We walked out the front door. The Toyota was right where I’d parked it. The air felt different and the sky was overcast. He looked at me and raised his eyebrows. “Car keys?”
“What?”
“You drove here last night.”
“So I did. I left them on the dresser in my room. I’ll get them.”
“No, I’ll go.” He stared at the sky. “It’s going to rain.”
“Feels like it.”
“I’ll be right back. Why don’t you practice your golf swing while you’re waiting?”
“Ha, ha.”
He disappeared inside the house. I swung the golf club absently, then stopped and looked at the dirty white ceiling of low cloud cover in the early morning sky. It was definitely going to rain. We’d have to work fast to get rest of the Chardonnay picked.
“What’s the matter?” He reappeared with his keys. “You look upset.”
“I think I’m starting to get a headache. It’s definitely going to rain.”
“What are you, a human barometer or something?”
“I need some aspirin.”
“Let’s get over to the winery. I’ve got some in my office.” He started the Toyota. We pulled into the parking lot.

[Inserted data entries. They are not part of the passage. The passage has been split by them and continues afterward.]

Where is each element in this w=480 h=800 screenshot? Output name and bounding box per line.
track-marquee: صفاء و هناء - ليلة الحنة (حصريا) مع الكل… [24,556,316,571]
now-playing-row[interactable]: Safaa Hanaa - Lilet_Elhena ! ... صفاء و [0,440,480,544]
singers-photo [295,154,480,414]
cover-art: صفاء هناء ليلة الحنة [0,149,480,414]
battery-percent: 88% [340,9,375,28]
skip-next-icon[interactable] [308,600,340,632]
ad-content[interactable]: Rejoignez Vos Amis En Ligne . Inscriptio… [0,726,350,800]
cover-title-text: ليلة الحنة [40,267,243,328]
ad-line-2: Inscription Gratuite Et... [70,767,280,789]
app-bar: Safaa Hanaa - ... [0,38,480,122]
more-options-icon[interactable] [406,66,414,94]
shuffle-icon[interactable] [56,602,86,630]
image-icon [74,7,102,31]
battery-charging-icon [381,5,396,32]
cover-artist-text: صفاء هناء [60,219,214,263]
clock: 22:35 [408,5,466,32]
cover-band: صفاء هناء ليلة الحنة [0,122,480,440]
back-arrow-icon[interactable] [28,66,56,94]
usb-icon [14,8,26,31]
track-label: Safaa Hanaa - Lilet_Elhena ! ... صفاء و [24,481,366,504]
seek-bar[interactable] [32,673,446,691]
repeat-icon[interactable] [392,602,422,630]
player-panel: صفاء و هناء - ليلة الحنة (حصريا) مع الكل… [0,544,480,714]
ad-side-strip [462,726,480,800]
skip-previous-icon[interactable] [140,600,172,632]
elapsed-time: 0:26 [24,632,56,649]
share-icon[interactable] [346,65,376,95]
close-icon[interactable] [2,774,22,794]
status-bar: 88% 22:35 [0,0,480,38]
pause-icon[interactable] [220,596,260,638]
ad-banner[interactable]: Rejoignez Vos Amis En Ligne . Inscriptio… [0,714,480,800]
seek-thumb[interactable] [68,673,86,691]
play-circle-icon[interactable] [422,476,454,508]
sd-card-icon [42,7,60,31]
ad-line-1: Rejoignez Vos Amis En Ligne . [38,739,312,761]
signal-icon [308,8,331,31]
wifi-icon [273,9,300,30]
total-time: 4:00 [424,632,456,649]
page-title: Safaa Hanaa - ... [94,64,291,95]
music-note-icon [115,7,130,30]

The only other vehicles there were Hector’s pickup and Bonita’s Corvette. “Why don’t you go see Hector and check things out?” Quinn said. “I’ve got to run back to my place for a minute. These clothes could walk by themselves. I’ll be right there.”
I found Hector, looking sleepy, sitting on a stool in Quinn’s lab in the barrel room. “Morning, Lucita.” He stretched and yawned. “The crew’s on its way. César went to get them. We’ll start picking then, though I’m gonna let César take over for today. I’m going home to get some sleep.”
“Do you know how many men we’ve got coming?”
He picked up a piece of paper and squinted at it. He patted his shirt pocket absently and frowned. I watched him reach for the reading glasses on the counter and put them on.
I’d left those glasses here last night when the power went out.
Hector thought they were his.
“Looks like we got eight men.”
“Those glasses,” I said quietly. “I guess they really help you read, don’t they?”
He looked up from the paper, over the top of the glasses. “Oh, I can still read some stuff real good,” he said. “But not small print. Maps. Menus. Anything with little writing.” He took off the glasses. “These are pretty strong, though. All those drugstore glasses look alike until you put them on.”
“They’re not yours?”
“Nope.”
“Can I have them, please?”
He looked puzzled, but passed them over to me. “What’s wrong, Lucita? Where are you going?”